Valecia Stocchetti is a Sr. Cybersecurity Engineer for the CIS Controls at the Center for Internet Security. Valecia comes to CIS from the eCommerce field where she worked complex financial fraud cases. She is a graduate from the University of Albany with a degree in Digital Forensics. Prior to joining the CIS Controls team, Valecia worked in the MS/EI-ISAC Computer Emergency Response Team (CERT), where she managed CERT and spearheaded multiple forensic investigations and incident response engagements for the MS/EI-ISAC SLTT community. In her current role, she works with various attack models and data, including the MITRE ATT&CK framework, to help validate and prioritize the CIS Controls. Valecia holds many certifications, including GIAC Certified Forensic Examiner (GCFE), GIAC Certified Forensic Analyst (GCFA), and GIAC Security Essentials Certification (GSEC). While she enjoys all things InfoSec, she particularly finds the Cybercrime and Espionage fields fascinating, which is what led her to this career in the first place.


Chris Cronin is a partner at HALOCK Security Labs and Chair of the DoCRA Council. He is the principal author of the DoCRA Standard and CIS RAM, Center for Internet Security’s Risk Assessment Method.

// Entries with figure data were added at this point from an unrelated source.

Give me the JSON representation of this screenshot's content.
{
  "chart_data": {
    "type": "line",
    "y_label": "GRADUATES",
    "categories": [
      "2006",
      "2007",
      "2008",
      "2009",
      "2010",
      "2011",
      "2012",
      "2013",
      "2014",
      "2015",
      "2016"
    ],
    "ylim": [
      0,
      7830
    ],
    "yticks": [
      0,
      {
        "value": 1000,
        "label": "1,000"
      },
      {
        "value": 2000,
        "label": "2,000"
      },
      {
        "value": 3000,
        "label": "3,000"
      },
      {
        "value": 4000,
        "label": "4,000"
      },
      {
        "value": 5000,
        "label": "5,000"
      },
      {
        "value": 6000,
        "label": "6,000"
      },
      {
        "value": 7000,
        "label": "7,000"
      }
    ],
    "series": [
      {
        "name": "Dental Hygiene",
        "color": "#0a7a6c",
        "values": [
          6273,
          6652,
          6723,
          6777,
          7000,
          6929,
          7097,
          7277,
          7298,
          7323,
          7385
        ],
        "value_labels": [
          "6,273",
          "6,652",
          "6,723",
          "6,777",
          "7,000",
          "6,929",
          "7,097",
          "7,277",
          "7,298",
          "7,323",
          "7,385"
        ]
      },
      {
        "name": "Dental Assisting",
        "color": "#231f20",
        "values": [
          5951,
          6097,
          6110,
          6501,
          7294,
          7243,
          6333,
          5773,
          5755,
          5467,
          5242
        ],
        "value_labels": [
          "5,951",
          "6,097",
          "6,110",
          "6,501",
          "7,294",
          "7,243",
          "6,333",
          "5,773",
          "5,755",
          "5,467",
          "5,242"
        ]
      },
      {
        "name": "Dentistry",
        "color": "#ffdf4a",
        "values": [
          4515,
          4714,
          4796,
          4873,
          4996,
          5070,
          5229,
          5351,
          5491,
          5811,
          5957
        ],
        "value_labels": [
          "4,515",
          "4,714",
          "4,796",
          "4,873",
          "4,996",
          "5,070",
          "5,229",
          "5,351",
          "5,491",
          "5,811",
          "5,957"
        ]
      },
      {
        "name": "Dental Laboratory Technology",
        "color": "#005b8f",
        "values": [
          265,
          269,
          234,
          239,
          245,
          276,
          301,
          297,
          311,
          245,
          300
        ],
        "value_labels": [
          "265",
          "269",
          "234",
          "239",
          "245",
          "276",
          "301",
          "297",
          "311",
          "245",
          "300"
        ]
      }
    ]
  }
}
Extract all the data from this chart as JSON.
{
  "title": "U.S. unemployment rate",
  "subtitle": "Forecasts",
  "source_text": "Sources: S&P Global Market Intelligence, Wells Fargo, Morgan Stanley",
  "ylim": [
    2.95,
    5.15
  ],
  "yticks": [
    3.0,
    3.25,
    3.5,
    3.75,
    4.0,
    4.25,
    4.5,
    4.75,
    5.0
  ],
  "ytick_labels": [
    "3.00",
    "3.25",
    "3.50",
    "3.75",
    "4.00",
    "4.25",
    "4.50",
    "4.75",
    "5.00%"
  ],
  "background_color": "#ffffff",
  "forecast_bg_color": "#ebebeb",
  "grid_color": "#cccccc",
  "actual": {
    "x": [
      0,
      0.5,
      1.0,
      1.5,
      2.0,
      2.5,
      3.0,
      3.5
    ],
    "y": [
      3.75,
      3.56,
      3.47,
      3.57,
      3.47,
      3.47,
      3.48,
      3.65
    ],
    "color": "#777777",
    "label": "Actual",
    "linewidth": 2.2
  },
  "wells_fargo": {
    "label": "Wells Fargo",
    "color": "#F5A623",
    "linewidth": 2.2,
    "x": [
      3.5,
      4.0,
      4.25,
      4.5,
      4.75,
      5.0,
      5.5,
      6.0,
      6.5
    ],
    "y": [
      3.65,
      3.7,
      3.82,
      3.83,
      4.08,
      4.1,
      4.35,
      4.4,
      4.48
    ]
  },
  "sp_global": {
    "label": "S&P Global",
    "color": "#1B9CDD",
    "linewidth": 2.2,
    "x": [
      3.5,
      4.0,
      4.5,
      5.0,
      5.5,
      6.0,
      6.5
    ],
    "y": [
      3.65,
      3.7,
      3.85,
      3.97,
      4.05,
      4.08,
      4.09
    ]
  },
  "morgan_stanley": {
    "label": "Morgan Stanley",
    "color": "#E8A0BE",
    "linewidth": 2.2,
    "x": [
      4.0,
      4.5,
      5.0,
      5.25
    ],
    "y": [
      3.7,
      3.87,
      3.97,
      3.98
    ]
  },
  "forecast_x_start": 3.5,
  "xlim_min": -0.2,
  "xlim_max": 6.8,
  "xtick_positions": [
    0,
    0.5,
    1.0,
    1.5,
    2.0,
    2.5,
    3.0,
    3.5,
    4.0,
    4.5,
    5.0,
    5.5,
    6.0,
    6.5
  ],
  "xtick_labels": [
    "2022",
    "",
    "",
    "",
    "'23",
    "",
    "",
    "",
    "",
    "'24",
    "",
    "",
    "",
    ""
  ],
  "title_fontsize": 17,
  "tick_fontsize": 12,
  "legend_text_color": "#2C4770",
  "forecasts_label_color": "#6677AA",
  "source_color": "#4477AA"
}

Chris’ clients include Fortune 100 companies, large and mid-sized organizations, start-ups, litigators, and regulators. Since 2010 Chris has helped his clients manage their information security risks to an evidence-based, reasonable level. Chris’ work as an expert witness has helped his clients, regulators, and litigators evaluate the reasonableness of security controls and programs during regulatory oversight or post-breach legal action. Chris is frequent speaker and cybersecurity writer. He collaborates with peers in industry collaboratives and think tanks, including Sedona Conference, to help bring equity and due care to cybersecurity and risk management.